After the end of each term the SMT meets to consider the following questions:

  • Do you know what is happening at each level?
    • Is there a continuous educational experience from 5-18?
    • Are there gaps?  Are any kids failing?
    • Do the phases link up?
  • Do staff need additional training to work effectively?
  • Are policies in place?  Do they need revising?
  • Does the school need to invest in equipment or material?

Requests for resources and training are considered in the light of whole school planning.  For example, individual teachers may find their personal need for IT training incorporated into a broader training program at school level.  Requests for capital expenditure must go through this procedure.  It is up to the Principal and Bursar to make sure that this is the case.

The SMT will produce an Action Plan to address deficits in quality.  This Action Plan will be available to all Parents and Teachers and there will be a formal mechanism for recording comments and suggestions, either online or through the office.  Any member of MBAT, including students, may make suggestions.  Community meetings may discuss proposals for the Action Plan and present them formally to the school.
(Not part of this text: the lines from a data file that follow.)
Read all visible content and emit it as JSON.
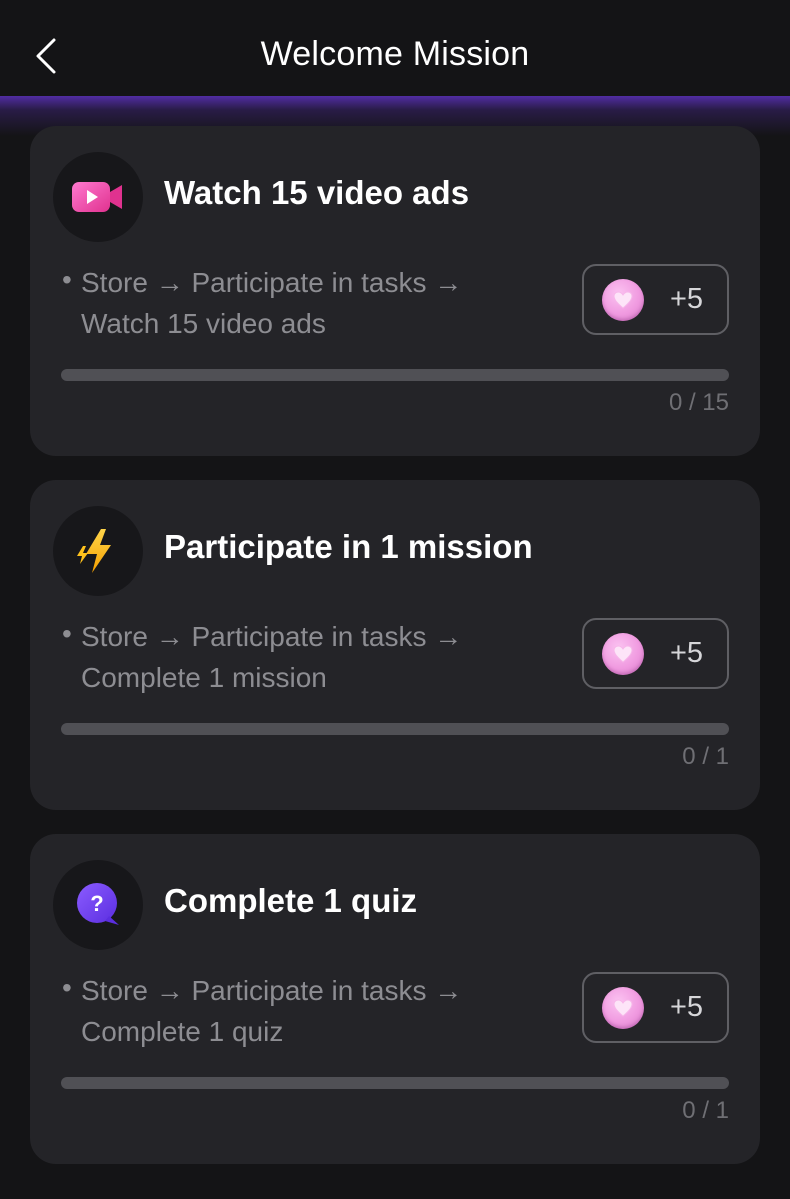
{
  "header": {
    "title": "Welcome Mission",
    "back_icon": "chevron-left-icon"
  },
  "missions": [
    {
      "icon": "video-camera-icon",
      "title": "Watch 15 video ads",
      "bullet": "•",
      "desc_line1": "Store → Participate in tasks →",
      "desc_line2": "Watch 15 video ads",
      "reward_icon": "heart-coin-icon",
      "reward": "+5",
      "progress_text": "0 / 15",
      "progress": 0
    },
    {
      "icon": "lightning-icon",
      "title": "Participate in 1 mission",
      "bullet": "•",
      "desc_line1": "Store → Participate in tasks →",
      "desc_line2": "Complete 1 mission",
      "reward_icon": "heart-coin-icon",
      "reward": "+5",
      "progress_text": "0 / 1",
      "progress": 0
    },
    {
      "icon": "question-bubble-icon",
      "title": "Complete 1 quiz",
      "bullet": "•",
      "desc_line1": "Store → Participate in tasks →",
      "desc_line2": "Complete 1 quiz",
      "reward_icon": "heart-coin-icon",
      "reward": "+5",
      "progress_text": "0 / 1",
      "progress": 0
    }
  ],
  "colors": {
    "background": "#141416",
    "card": "#242428",
    "accent_glow": "#542eaa",
    "coin": "#f09ae0"
  }
}
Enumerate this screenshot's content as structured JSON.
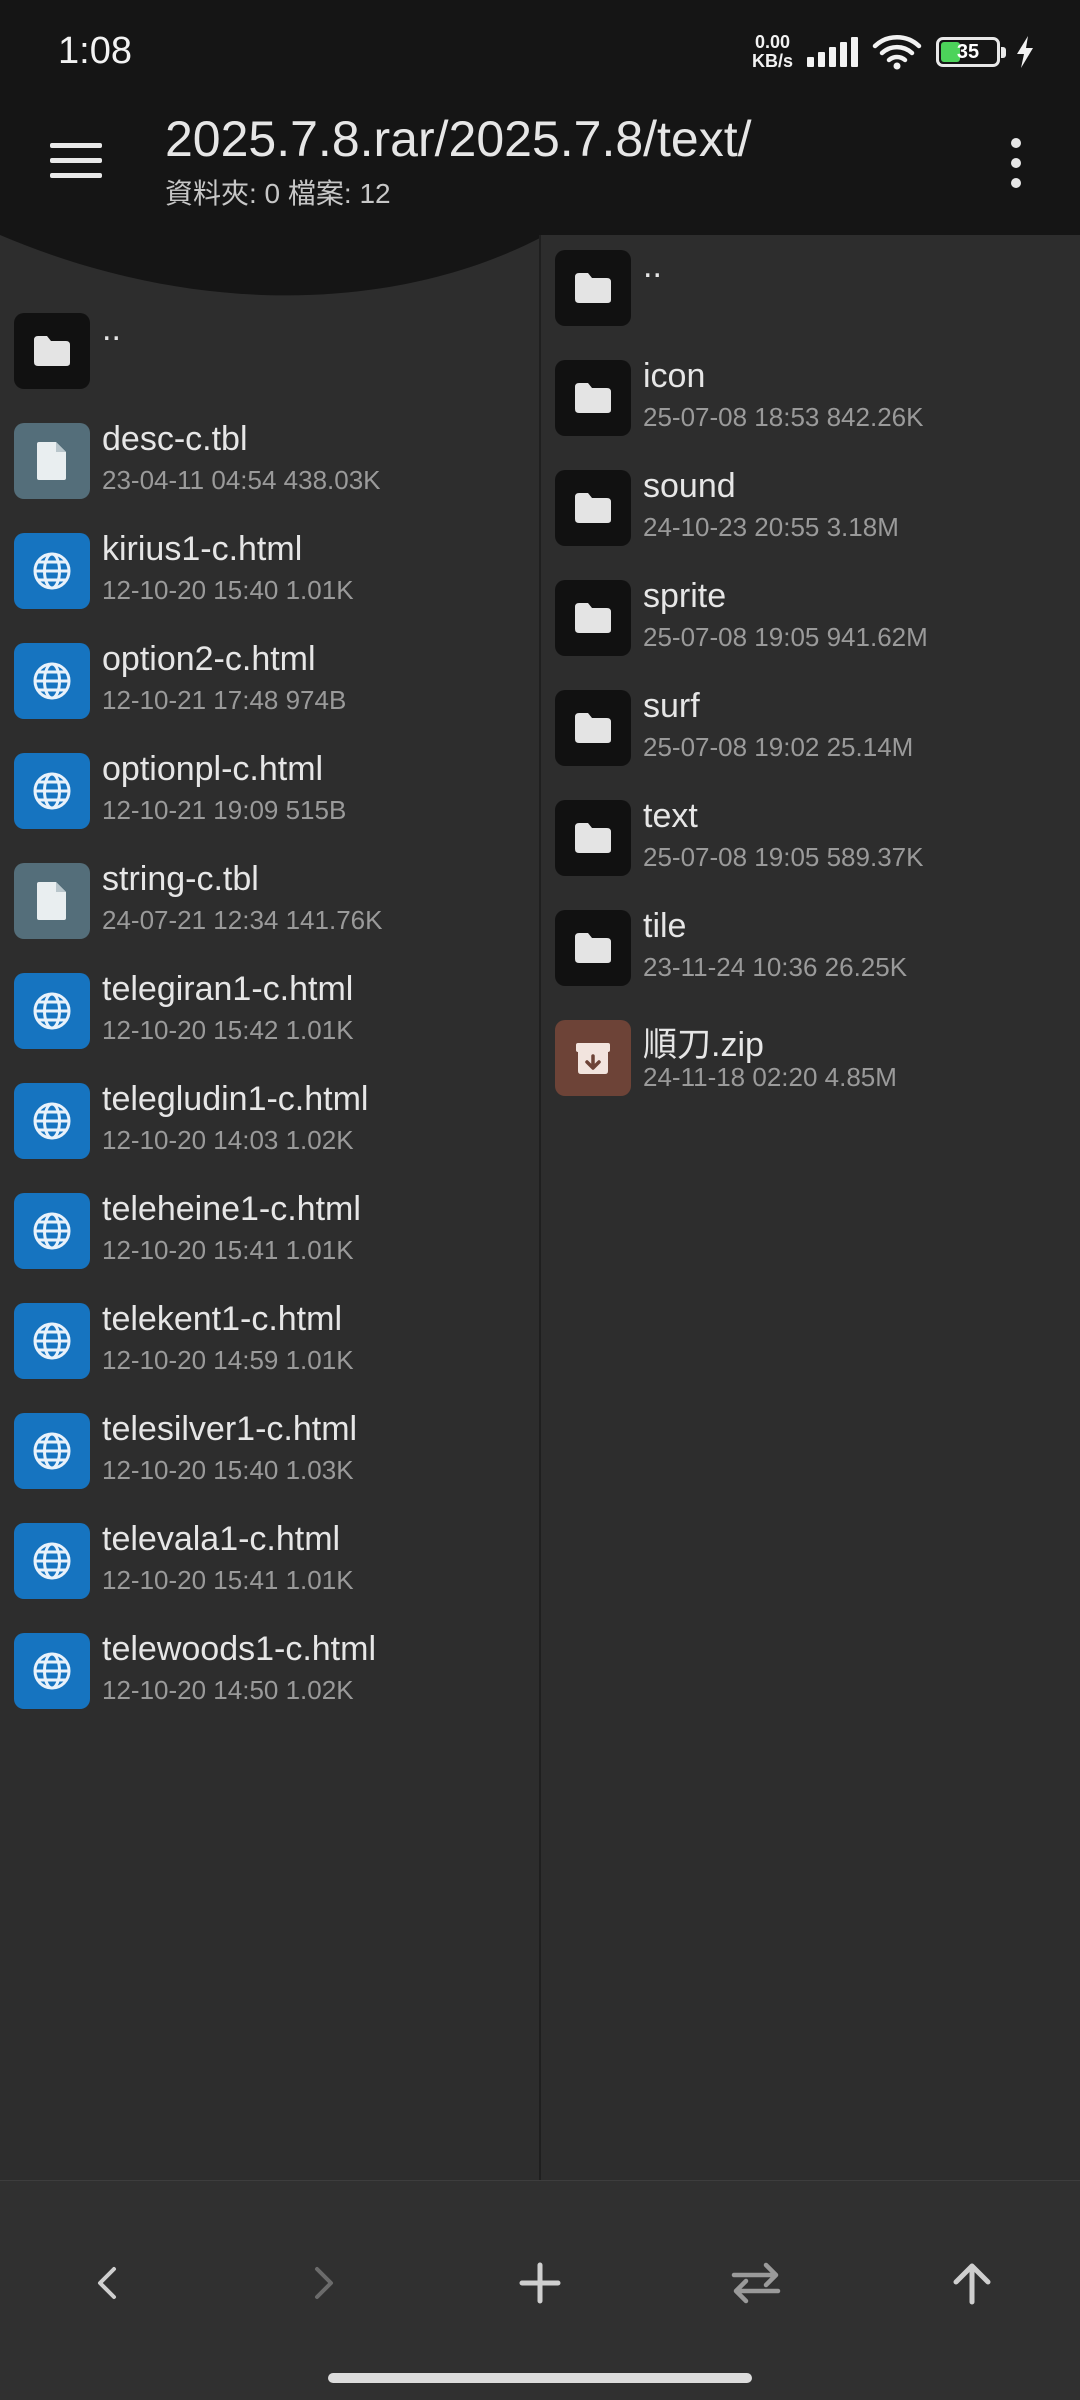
{
  "status_bar": {
    "time": "1:08",
    "net_speed_value": "0.00",
    "net_speed_unit": "KB/s",
    "battery_level": "35"
  },
  "header": {
    "path": "2025.7.8.rar/2025.7.8/text/",
    "counts": "資料夾: 0  檔案: 12"
  },
  "left_pane": {
    "up_label": "..",
    "items": [
      {
        "name": "desc-c.tbl",
        "meta": "23-04-11 04:54  438.03K",
        "type": "doc"
      },
      {
        "name": "kirius1-c.html",
        "meta": "12-10-20 15:40  1.01K",
        "type": "web"
      },
      {
        "name": "option2-c.html",
        "meta": "12-10-21 17:48  974B",
        "type": "web"
      },
      {
        "name": "optionpl-c.html",
        "meta": "12-10-21 19:09  515B",
        "type": "web"
      },
      {
        "name": "string-c.tbl",
        "meta": "24-07-21 12:34  141.76K",
        "type": "doc"
      },
      {
        "name": "telegiran1-c.html",
        "meta": "12-10-20 15:42  1.01K",
        "type": "web"
      },
      {
        "name": "telegludin1-c.html",
        "meta": "12-10-20 14:03  1.02K",
        "type": "web"
      },
      {
        "name": "teleheine1-c.html",
        "meta": "12-10-20 15:41  1.01K",
        "type": "web"
      },
      {
        "name": "telekent1-c.html",
        "meta": "12-10-20 14:59  1.01K",
        "type": "web"
      },
      {
        "name": "telesilver1-c.html",
        "meta": "12-10-20 15:40  1.03K",
        "type": "web"
      },
      {
        "name": "televala1-c.html",
        "meta": "12-10-20 15:41  1.01K",
        "type": "web"
      },
      {
        "name": "telewoods1-c.html",
        "meta": "12-10-20 14:50  1.02K",
        "type": "web"
      }
    ]
  },
  "right_pane": {
    "up_label": "..",
    "items": [
      {
        "name": "icon",
        "meta": "25-07-08 18:53  842.26K",
        "type": "folder"
      },
      {
        "name": "sound",
        "meta": "24-10-23 20:55  3.18M",
        "type": "folder"
      },
      {
        "name": "sprite",
        "meta": "25-07-08 19:05  941.62M",
        "type": "folder"
      },
      {
        "name": "surf",
        "meta": "25-07-08 19:02  25.14M",
        "type": "folder"
      },
      {
        "name": "text",
        "meta": "25-07-08 19:05  589.37K",
        "type": "folder"
      },
      {
        "name": "tile",
        "meta": "23-11-24 10:36  26.25K",
        "type": "folder"
      },
      {
        "name": "順刀.zip",
        "meta": "24-11-18 02:20  4.85M",
        "type": "zip"
      }
    ]
  },
  "bottom_nav": {
    "buttons": [
      "back-icon",
      "forward-icon",
      "add-icon",
      "swap-icon",
      "up-icon"
    ]
  },
  "colors": {
    "background": "#2d2d2d",
    "header": "#151515",
    "folder_tile": "#111111",
    "doc_tile": "#546e7a",
    "web_tile": "#1674c0",
    "zip_tile": "#6d4337",
    "battery_fill": "#4cd35a"
  }
}
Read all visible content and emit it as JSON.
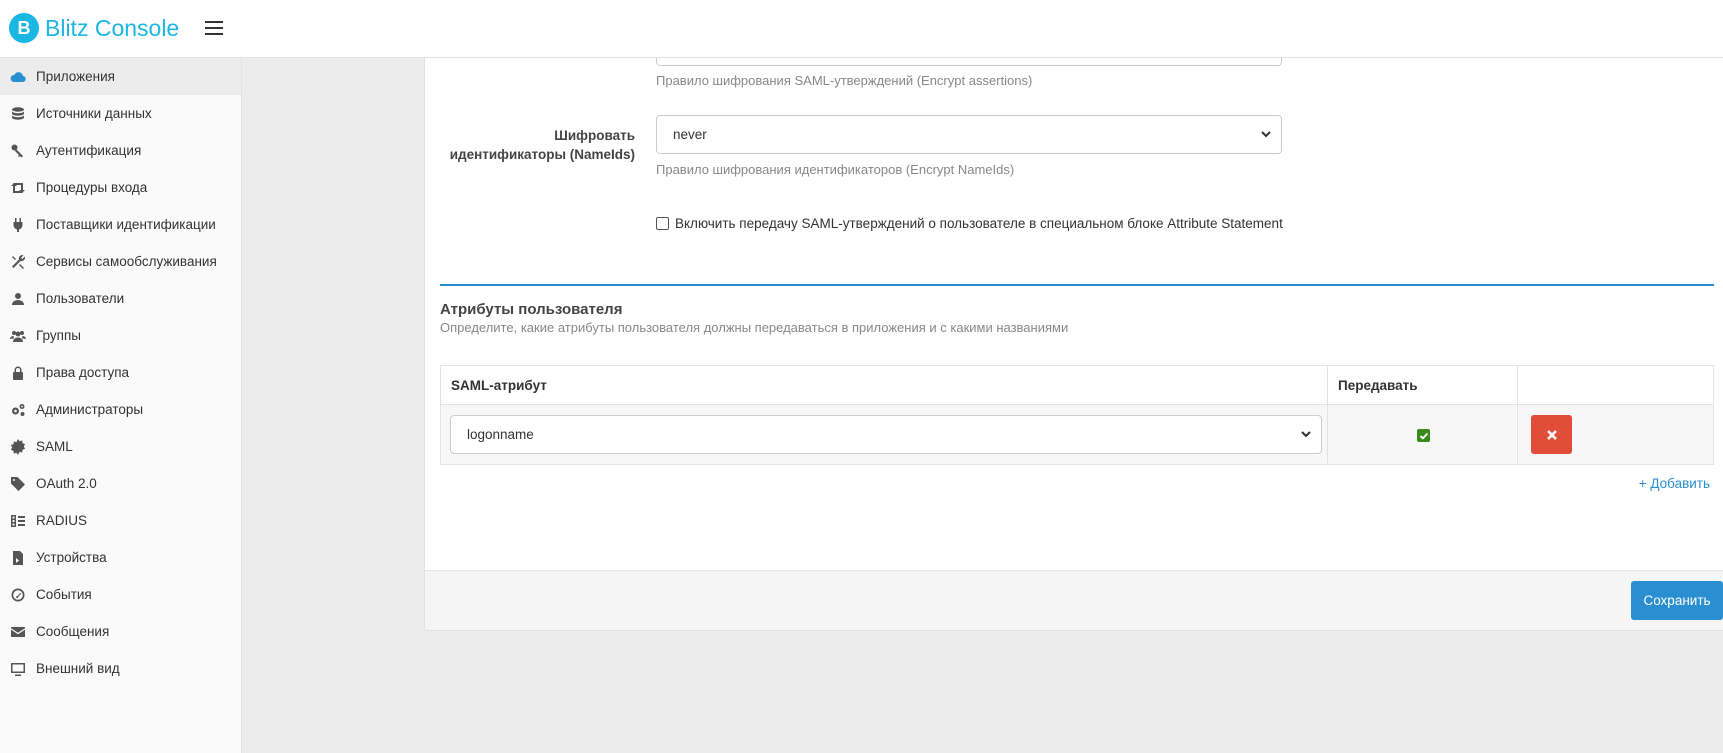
{
  "app": {
    "title": "Blitz Console",
    "logo_letter": "B"
  },
  "sidebar": {
    "items": [
      {
        "label": "Приложения",
        "icon": "cloud-icon"
      },
      {
        "label": "Источники данных",
        "icon": "database-icon"
      },
      {
        "label": "Аутентификация",
        "icon": "keys-icon"
      },
      {
        "label": "Процедуры входа",
        "icon": "retweet-icon"
      },
      {
        "label": "Поставщики идентификации",
        "icon": "plug-icon"
      },
      {
        "label": "Сервисы самообслуживания",
        "icon": "wrench-icon"
      },
      {
        "label": "Пользователи",
        "icon": "user-icon"
      },
      {
        "label": "Группы",
        "icon": "users-icon"
      },
      {
        "label": "Права доступа",
        "icon": "lock-icon"
      },
      {
        "label": "Администраторы",
        "icon": "cogs-icon"
      },
      {
        "label": "SAML",
        "icon": "certificate-icon"
      },
      {
        "label": "OAuth 2.0",
        "icon": "tag-icon"
      },
      {
        "label": "RADIUS",
        "icon": "server-icon"
      },
      {
        "label": "Устройства",
        "icon": "device-icon"
      },
      {
        "label": "События",
        "icon": "dashboard-icon"
      },
      {
        "label": "Сообщения",
        "icon": "envelope-icon"
      },
      {
        "label": "Внешний вид",
        "icon": "monitor-icon"
      }
    ]
  },
  "form": {
    "encrypt_assertions_help": "Правило шифрования SAML-утверждений (Encrypt assertions)",
    "encrypt_nameids_label_line1": "Шифровать",
    "encrypt_nameids_label_line2": "идентификаторы (NameIds)",
    "encrypt_nameids_value": "never",
    "encrypt_nameids_help": "Правило шифрования идентификаторов (Encrypt NameIds)",
    "attribute_statement_label": "Включить передачу SAML-утверждений о пользователе в специальном блоке Attribute Statement",
    "attribute_statement_checked": false
  },
  "attributes": {
    "title": "Атрибуты пользователя",
    "description": "Определите, какие атрибуты пользователя должны передаваться в приложения и с какими названиями",
    "columns": {
      "saml_attribute": "SAML-атрибут",
      "transmit": "Передавать"
    },
    "rows": [
      {
        "attribute": "logonname",
        "transmit": true
      }
    ],
    "add_label": "+ Добавить"
  },
  "footer": {
    "save_label": "Сохранить"
  },
  "colors": {
    "accent": "#2a8fd0",
    "brand": "#1ab7e2",
    "danger": "#e04e39",
    "success": "#3a8a1c"
  }
}
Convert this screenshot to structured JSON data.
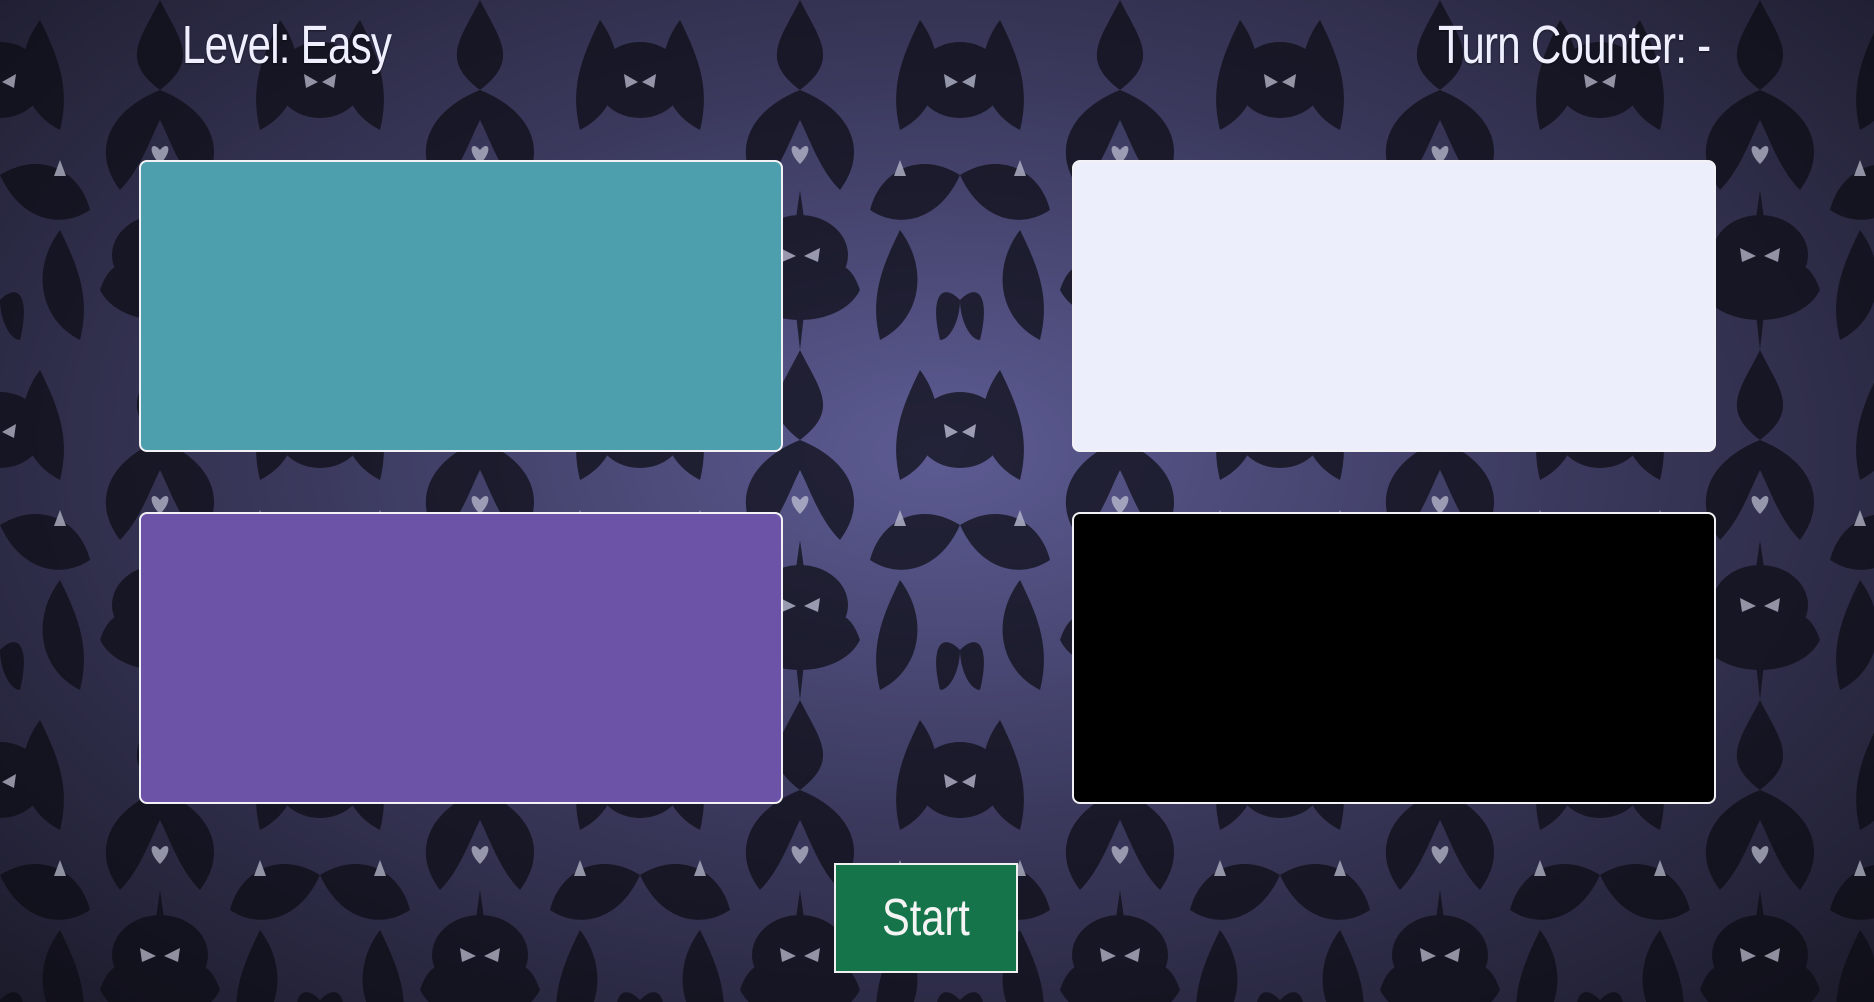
{
  "hud": {
    "level_text": "Level: Easy",
    "turn_text": "Turn Counter: -"
  },
  "pads": [
    {
      "id": "teal",
      "color": "#4e9fae"
    },
    {
      "id": "white",
      "color": "#eceefb"
    },
    {
      "id": "purple",
      "color": "#6c53a7"
    },
    {
      "id": "black",
      "color": "#000000"
    }
  ],
  "start_button": {
    "label": "Start",
    "color": "#16744a"
  },
  "theme": {
    "wallpaper_base": "#3c3b5e",
    "pattern_color": "#0b0b14",
    "accent_light": "#c9cbdb"
  }
}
Teacher, parent and student satisfaction surveys

School and parents create a relationship that is engaged, with fluid dialogue and mutual respect. The school may devise satisfaction surveys either for specific components of its program or more generally.  Parents may be involved in the creation of these surveys.  SMT has an obligation to respond to the results of surveys to the stakeholders either through a formal meeting or in writing. 

Student interviews will frankly consider the quality of the teaching and improvements needed year on year for the School Action Plan.

The surveys and interviews are undertaken following the core principles of community, dialogue and compassion.